My first blog!! Angelo Falcone, MD

October 16, 2009


Why am I starting a blog?  That is a good question. I have been debating starting a blog for a while. Several reasons come to mind. The first is that each of us, regardless of  what work we do, what status in life we hold or special talent with which we have been blessed leads a unique life. Through the lens of that life we can offer comments and interpretation on events around us that may assist another person in understanding an issue or feel that they are not alone. It is also a chance to contribute to the massive explosion of knowledge we are witnessing in today’s electronic age. I’d also like to learn from people who may eventually respond to something I write and help me gain a new perspective on an issue or overcome a challenge I may be facing.

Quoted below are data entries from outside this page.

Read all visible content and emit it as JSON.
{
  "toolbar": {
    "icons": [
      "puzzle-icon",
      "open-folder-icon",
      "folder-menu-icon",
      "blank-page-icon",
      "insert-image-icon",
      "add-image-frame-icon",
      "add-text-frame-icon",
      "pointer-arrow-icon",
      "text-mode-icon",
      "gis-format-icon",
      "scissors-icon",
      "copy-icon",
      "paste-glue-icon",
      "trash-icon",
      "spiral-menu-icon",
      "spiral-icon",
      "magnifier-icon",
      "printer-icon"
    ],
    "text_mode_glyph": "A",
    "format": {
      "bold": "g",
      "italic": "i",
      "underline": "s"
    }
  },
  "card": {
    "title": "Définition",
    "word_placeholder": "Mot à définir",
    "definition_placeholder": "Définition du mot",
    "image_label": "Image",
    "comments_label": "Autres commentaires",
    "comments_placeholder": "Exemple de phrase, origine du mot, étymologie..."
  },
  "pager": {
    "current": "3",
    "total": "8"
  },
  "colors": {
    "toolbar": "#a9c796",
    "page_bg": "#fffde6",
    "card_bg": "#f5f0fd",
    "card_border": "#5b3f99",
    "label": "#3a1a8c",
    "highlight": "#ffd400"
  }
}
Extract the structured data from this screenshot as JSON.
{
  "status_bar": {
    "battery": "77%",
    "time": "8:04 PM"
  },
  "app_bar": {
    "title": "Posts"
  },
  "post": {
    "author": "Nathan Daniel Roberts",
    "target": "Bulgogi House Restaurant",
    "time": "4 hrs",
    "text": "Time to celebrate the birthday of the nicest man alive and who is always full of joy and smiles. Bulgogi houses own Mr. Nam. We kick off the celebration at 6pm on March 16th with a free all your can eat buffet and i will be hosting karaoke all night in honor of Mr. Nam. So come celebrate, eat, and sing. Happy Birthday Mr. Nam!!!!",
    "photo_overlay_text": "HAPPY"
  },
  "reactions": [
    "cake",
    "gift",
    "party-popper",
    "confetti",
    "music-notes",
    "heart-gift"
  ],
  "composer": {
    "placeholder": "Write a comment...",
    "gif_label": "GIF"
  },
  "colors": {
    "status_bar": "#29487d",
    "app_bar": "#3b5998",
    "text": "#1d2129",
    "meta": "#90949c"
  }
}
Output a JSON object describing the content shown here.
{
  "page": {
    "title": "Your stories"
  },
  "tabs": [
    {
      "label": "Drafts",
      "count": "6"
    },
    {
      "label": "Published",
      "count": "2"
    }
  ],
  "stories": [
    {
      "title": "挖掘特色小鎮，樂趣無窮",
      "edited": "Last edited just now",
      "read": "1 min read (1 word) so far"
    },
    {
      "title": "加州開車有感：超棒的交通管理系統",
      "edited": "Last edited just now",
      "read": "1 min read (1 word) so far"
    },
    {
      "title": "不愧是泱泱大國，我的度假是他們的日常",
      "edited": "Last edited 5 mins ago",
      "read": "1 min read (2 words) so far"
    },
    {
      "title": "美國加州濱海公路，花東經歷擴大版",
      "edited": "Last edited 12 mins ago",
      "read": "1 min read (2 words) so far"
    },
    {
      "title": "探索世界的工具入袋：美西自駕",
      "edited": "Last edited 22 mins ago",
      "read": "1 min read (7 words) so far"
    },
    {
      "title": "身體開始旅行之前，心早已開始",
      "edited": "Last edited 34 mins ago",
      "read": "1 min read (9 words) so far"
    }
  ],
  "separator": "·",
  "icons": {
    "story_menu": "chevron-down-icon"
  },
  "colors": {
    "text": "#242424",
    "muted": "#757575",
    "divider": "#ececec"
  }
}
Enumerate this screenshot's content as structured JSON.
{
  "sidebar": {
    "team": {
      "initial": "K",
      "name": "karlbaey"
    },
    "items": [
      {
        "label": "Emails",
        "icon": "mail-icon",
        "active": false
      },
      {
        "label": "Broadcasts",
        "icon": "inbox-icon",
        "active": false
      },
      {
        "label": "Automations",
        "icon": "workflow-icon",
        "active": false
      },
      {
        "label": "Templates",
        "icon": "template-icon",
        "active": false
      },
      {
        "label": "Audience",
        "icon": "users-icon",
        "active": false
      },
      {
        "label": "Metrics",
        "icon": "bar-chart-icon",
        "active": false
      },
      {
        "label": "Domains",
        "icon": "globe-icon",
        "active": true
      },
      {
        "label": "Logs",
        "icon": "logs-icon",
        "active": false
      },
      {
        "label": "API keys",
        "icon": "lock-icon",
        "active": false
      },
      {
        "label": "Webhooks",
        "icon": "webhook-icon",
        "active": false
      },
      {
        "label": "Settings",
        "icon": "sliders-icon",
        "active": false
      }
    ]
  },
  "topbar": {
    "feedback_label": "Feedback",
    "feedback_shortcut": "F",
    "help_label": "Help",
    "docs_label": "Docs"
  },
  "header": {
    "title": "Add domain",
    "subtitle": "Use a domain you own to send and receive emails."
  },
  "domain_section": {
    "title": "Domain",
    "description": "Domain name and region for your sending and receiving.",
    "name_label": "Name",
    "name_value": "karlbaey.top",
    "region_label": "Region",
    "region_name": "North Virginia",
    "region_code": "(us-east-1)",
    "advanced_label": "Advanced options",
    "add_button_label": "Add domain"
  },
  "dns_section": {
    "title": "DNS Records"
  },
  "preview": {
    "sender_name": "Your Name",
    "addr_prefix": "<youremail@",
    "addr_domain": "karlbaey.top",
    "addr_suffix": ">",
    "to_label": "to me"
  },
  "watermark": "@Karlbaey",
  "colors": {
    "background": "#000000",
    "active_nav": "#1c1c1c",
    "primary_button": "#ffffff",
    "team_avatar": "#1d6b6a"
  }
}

This blog will begin from where I reside. I am an emergency physician, practicing in my chosen field for the last 15 years. It is a specialty of medicine that accepts all people without regard to social status, demographic group or citizenship. In the “noise” of all the negative things said about medicine I have always been proud that those of us who practice emergency medicine (and I include the entire team; medics, nurses, techs and clerks) have always been and will always be the safety net of medicine. It is a unique and humbling place to be. We see the unfiltered version of life and respond with compassion and technical skill to improve the health of the people we serve. It is not a perfect practice and we have all seen our share of grizzled veterans who are burned out from one too many encounters with drunks, agitated psychiatric patients and occasionally unappreciative parents of a 2 year old child with a cold who really doesn’t need an antibiotic. Those who reside in “pleasant society” seem to ignore the fact that these are our fellow human beings who really do exist and need care just like you.

My unique perspective also comes from the fact that I have the privilege of helping to lead an organization that cares for 275,000 patients per year in Maryland. Medical Emergency Professionals (MEP) has been, and likely will be, the only organization in which I will spend my professional career. I mention this to give people who do not know me some perspective of what I will be speaking about in the upcoming posts. Our organization provides care in suburban hospitals, rural facilities, trauma centers and freestanding emergency departments. It is through this experience that we have learned a few things about providing emergency care. We are not perfect, no organization is, and we do try to be open and honest when we realize things are amiss. This blog is another step in that evolution in that I am asking for feedback and will take to heart (for the most part) what is posted in reply to my musings.

Finally what is written is the responsibility of me, Angelo Falcone. At times I may ask a few of my colleagues to contribute to the blog since these are people whom I respect and have something impactful to share. Like most blogs I may place links to some interesting articles or opinions over time. I hope you will find it to helpful in understanding how an emergency department functions, how to provide better care and perhaps be more sensitive to the challenges we face.

Thanks for reading. May it be an interesting journey for us all.